There's something I could never understand; just what is the difference between "stock tips" and "insider trading"? From where I sit it seems the only differentiating factor is that some prosecutor has declared it to be insider trading (because they need to pad their resume).
Btw,backpage had a feature that allowed users to report themselves as being trafficked with just a few clicks. How exactly is that fostering coerced sex trafficking?

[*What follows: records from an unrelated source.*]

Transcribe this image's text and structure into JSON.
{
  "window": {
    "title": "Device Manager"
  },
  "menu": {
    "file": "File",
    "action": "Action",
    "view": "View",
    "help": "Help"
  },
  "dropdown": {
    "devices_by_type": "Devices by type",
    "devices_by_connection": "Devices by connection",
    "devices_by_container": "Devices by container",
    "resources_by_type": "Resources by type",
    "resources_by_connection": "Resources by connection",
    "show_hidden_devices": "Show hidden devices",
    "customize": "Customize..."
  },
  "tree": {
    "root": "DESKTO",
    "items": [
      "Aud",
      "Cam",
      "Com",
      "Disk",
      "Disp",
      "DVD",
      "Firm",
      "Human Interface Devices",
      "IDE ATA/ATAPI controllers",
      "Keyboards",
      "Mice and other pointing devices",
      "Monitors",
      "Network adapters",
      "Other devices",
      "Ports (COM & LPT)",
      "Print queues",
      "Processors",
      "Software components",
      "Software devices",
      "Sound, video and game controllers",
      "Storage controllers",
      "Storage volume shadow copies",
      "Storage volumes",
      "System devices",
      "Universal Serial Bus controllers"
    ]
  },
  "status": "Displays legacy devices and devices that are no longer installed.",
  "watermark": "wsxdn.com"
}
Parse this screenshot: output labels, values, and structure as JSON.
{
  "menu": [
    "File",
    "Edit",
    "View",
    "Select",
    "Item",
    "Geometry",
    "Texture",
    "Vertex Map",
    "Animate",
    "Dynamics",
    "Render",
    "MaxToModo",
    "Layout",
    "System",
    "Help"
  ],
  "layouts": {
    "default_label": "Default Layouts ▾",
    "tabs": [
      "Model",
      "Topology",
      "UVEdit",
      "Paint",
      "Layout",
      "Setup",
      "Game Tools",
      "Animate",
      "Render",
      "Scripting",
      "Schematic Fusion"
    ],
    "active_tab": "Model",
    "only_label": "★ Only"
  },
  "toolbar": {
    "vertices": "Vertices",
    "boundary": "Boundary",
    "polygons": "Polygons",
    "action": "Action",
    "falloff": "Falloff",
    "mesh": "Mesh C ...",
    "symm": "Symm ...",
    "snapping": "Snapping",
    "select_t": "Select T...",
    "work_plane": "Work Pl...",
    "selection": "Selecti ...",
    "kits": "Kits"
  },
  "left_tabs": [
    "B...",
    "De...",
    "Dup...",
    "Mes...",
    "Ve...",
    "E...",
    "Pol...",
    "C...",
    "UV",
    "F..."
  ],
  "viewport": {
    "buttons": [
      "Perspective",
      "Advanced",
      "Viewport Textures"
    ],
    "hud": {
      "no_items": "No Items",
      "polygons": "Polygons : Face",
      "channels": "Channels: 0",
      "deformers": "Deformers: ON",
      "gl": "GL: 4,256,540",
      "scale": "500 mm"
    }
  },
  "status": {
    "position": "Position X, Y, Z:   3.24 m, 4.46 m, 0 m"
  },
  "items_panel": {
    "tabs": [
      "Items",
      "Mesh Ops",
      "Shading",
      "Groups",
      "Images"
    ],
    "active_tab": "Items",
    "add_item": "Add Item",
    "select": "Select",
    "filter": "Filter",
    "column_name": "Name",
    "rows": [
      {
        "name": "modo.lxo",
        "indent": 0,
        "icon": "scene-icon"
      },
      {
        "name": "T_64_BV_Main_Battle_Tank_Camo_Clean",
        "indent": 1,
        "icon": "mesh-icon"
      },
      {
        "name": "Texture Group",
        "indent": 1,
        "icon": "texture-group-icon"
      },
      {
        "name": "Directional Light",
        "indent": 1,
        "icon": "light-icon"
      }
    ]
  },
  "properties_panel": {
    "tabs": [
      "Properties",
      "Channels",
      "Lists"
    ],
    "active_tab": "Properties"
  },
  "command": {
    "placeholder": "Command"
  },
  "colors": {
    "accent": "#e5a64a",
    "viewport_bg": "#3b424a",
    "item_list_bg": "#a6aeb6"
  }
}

I can agree that this is ramping up because war on drugs has decreased somewhat. Let's be honest here...Oftentimes cops dont want to solve crimes. My family and I have had issues in several states, several different departments, and every time the pd has done the bare minimum (theft, breaking and entering, someone stole a relatives brand new car). Everytime it was "Oh well, wasn't on camera. We cant do anything." I think we'll need a blank decriminalization of drugs and prostitution to make cops actually WORK.
If cops really cared about finding real victims, they could do simply ignore consenting adults during busts and save their resources to find true victims. Cops comes to the chic, asks if she needs help/if she's being trafficked. If she says yes, help her. If she's says no, move on to someone else. The drawback is expending a lot of manpower while finding virtually no victims and making very few arrests.
So what if the guy bragged about having prostitution ads on his site. This is 2018. In some ways people are more bonkers now than in medieval times.